Procession is an Essential Documentary
Procession is neither a traditional documentary nor a radical departure in form that those familiar with Robert Greene’s work may expect. Instead, it works as a unified behind-the-scenes look of five of the most moving short films that you’ll likely never see in full. Greene shares authorship with six men who tell their own stories of abuse at the hands of Catholic priests: Tom Viviano, Joe Eldred, Michael Sandridge, Mike Foreman, Ed Gavagan, and Dan Laurine.
Unlike most documentarians, Greene doesn’t seem interested in “telling the stories of…” Finishing that sentence has been the work of hundreds of documentarians before him, but Greene is more focused on giving these six men the tools to tell their own stories. In partnership with a dramatic therapist and a prominent lawyer who the six men share in common, Greene convenes these men – all middle-aged or beyond, their literal physical abuse occurring decades ago, though the systemic and bureaucratic trauma heaped on them continues to this day – to facilitate a dramatic return.
For some, it’s a simple retelling of their abuse. For others, it’s a version that recreates a moment but enhances their agency. For one, it’s an opportunity to become the superhero he so desperately craved as a young boy. Neither Greene nor the therapist attempts to exert any influence over the specific story chosen. Instead, they work with these men – and with a brave, empathetic young actor, Terrick Trobough, who portrays the younger version of each survivor – to stage their short films, and, when possible, exorcise at least a few demons.
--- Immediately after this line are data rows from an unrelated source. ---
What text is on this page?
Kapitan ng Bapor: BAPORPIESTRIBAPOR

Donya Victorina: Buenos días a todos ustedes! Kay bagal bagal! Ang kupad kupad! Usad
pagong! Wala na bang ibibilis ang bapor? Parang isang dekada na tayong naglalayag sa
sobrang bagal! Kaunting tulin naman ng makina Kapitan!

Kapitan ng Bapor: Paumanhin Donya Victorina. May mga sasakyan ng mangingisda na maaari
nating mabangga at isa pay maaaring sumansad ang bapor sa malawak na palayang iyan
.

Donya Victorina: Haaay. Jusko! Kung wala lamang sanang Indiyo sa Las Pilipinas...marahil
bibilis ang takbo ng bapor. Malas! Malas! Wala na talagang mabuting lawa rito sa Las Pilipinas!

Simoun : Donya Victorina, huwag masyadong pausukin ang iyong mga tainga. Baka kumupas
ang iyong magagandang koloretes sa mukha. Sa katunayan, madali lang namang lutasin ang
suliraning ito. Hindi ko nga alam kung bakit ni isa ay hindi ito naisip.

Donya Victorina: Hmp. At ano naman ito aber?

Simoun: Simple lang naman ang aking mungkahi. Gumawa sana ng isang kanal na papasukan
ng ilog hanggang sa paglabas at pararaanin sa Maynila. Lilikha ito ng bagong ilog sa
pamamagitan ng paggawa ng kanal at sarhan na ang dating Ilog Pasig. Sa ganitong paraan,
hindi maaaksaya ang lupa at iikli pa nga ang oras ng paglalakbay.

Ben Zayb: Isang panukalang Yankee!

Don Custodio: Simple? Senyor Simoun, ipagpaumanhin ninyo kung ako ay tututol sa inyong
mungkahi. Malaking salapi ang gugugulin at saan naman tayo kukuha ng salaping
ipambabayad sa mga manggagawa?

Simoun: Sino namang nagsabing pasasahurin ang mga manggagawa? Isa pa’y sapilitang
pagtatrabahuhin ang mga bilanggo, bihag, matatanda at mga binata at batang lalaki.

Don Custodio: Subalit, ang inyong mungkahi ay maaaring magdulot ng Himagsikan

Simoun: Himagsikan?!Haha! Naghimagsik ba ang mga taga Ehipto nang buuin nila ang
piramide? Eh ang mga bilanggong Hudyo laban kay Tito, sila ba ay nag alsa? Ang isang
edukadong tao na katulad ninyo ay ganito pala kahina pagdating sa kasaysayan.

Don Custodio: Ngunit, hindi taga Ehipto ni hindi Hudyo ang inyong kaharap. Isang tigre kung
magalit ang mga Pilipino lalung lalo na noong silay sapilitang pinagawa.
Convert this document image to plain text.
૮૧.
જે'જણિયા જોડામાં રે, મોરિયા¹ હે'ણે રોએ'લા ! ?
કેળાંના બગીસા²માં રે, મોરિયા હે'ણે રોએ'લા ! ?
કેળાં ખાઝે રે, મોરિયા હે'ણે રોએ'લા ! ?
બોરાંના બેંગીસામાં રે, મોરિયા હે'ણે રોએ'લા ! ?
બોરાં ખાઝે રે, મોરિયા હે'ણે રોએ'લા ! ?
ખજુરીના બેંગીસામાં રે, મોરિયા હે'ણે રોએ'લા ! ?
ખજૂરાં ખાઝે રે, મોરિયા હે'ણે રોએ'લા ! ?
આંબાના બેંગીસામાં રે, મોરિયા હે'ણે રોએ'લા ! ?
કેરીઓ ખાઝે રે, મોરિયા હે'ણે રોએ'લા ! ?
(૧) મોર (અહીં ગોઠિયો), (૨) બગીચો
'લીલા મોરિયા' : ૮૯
More than anything, Procession documents the most courageous acts I have seen on film in years. Decades removed from an overwhelmingly stigmatizing trauma for middle-aged men, each of them shows unquestionable fearlessness in confronting the pain that the Catholic church has hoisted upon them. Joe and Dan revisit separate lake houses where priests abused them. Mike recreates the trigger for his immense anger, but moves past it to something more painful, and somehow finds forgiveness in a heart full of scar tissue. Ed painstakingly rebuilds the site of his trauma. Michael and Tom sacrifice their hearts and bodies to act as priests in the short films of their brothers-in-arms.
And brothers they are – or at least brothers they become. Procession witnesses something more than just six men creating five films: it catalogs the forging of what seems to be an unbreakable bond between men who have been forced to endure the unthinkable. And right beside them is Trobough, the uncommonly wise young boy who acts in each short film.
Those who have suffered abuse – specifically sexual abuse – will likely find individual moments that resonate in Procession. Greene gives agency and authorship to Tom, Joe, Mike, Ed, Michael, and Dan in the telling of their stories, opening his own lens in the hopes of helping these men tell their stories. It's an essential film.